O Hospital Evangélico de Vila Velha (HEVV) agora realiza transplantes de pâncreas no Espírito Santo. O Ministério da Saúde concedeu a habilitação em janeiro de 2025. Dessa forma, a unidade se tornou o único hospital capixaba autorizado para captar e transplantar o órgão.
Além disso, o hospital ampliou a atuação na área de transplantes. Atualmente, a instituição realiza procedimentos de córnea, rim, fígado e coração. Agora, também oferece o transplante de pâncreas e passa a liderar o número de modalidades habilitadas no Estado.
Antes da autorização, pacientes que precisavam desse procedimento viajavam para outros estados por meio do Tratamento Fora de Domicílio (TFD). Agora, no entanto, os pacientes poderão fazer todo o tratamento no próprio Espírito Santo.
HEVV fortalece atendimento especializado no Estado
Segundo o coordenador do programa de Cirurgia Hepatobiliopancreática e Transplante Hepático do HEVV, Francisco Nolasco, a nova habilitação fortalece o atendimento especializado e amplia o acesso ao tratamento.
“O transplante de pâncreas exige equipe especializada e estrutura qualificada. Além disso, essa habilitação amplia o acesso ao tratamento e fortalece ainda mais o nosso serviço”, afirmou.
Ao mesmo tempo, a nova estrutura reduz deslocamentos e facilita o acompanhamento médico dos pacientes capixabas.
Procedimento será realizado junto ao transplante renal
No Hospital Evangélico de Vila Velha, as equipes médicas realizarão o transplante de pâncreas em conjunto com o transplante renal. O procedimento atenderá, principalmente, pacientes com diabetes tipo 1 que fazem diálise.
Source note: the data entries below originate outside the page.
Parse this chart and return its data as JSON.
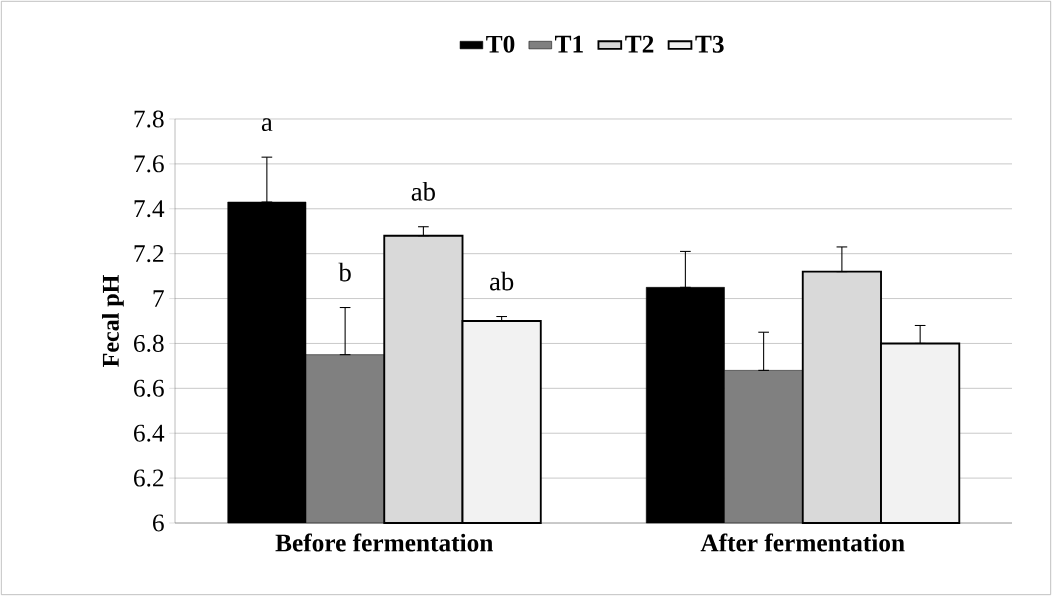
{
  "chart_data": {
    "type": "bar",
    "ylabel": "Fecal pH",
    "categories": [
      "Before fermentation",
      "After fermentation"
    ],
    "series": [
      {
        "name": "T0",
        "color": "#000000",
        "values": [
          7.43,
          7.05
        ],
        "errors": [
          [
            7.43,
            7.63
          ],
          [
            7.05,
            7.21
          ]
        ]
      },
      {
        "name": "T1",
        "color": "#808080",
        "values": [
          6.75,
          6.68
        ],
        "errors": [
          [
            6.75,
            6.96
          ],
          [
            6.68,
            6.85
          ]
        ]
      },
      {
        "name": "T2",
        "color": "#d9d9d9",
        "values": [
          7.28,
          7.12
        ],
        "errors": [
          [
            7.28,
            7.32
          ],
          [
            7.12,
            7.23
          ]
        ]
      },
      {
        "name": "T3",
        "color": "#f2f2f2",
        "values": [
          6.9,
          6.8
        ],
        "errors": [
          [
            6.9,
            6.92
          ],
          [
            6.8,
            6.88
          ]
        ]
      }
    ],
    "ylim": [
      6,
      7.8
    ],
    "yticks": [
      6,
      6.2,
      6.4,
      6.6,
      6.8,
      7,
      7.2,
      7.4,
      7.6,
      7.8
    ],
    "grid": "y",
    "legend": "top",
    "annotations": [
      "a",
      "b",
      "ab",
      "ab"
    ]
  }
}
Segundo a direção da unidade, o tratamento pode transformar a qualidade de vida dos pacientes. Isso porque o procedimento permite interromper tanto a diálise quanto o uso contínuo de insulina.
“Esse avanço representa mais acesso, cuidado e qualidade para os pacientes do Espírito Santo. Além disso, reforça a confiança na capacidade técnica das nossas equipes”, destacou a diretora geral do HEVV, Melina Ferrari.
Francisco Nolasco também reforçou a importância da avaliação médica para pacientes com diabetes tipo 1 e doença renal.
“O transplante representa uma nova oportunidade de vida para muitos pacientes. Portanto, quem faz diálise e possui diabetes tipo 1 deve conversar com o médico responsável pelo tratamento para entender se existe indicação para o transplante de rim e pâncreas”, explicou.
Por fim, pacientes interessados devem procurar avaliação médica para encaminhamento ao hospital.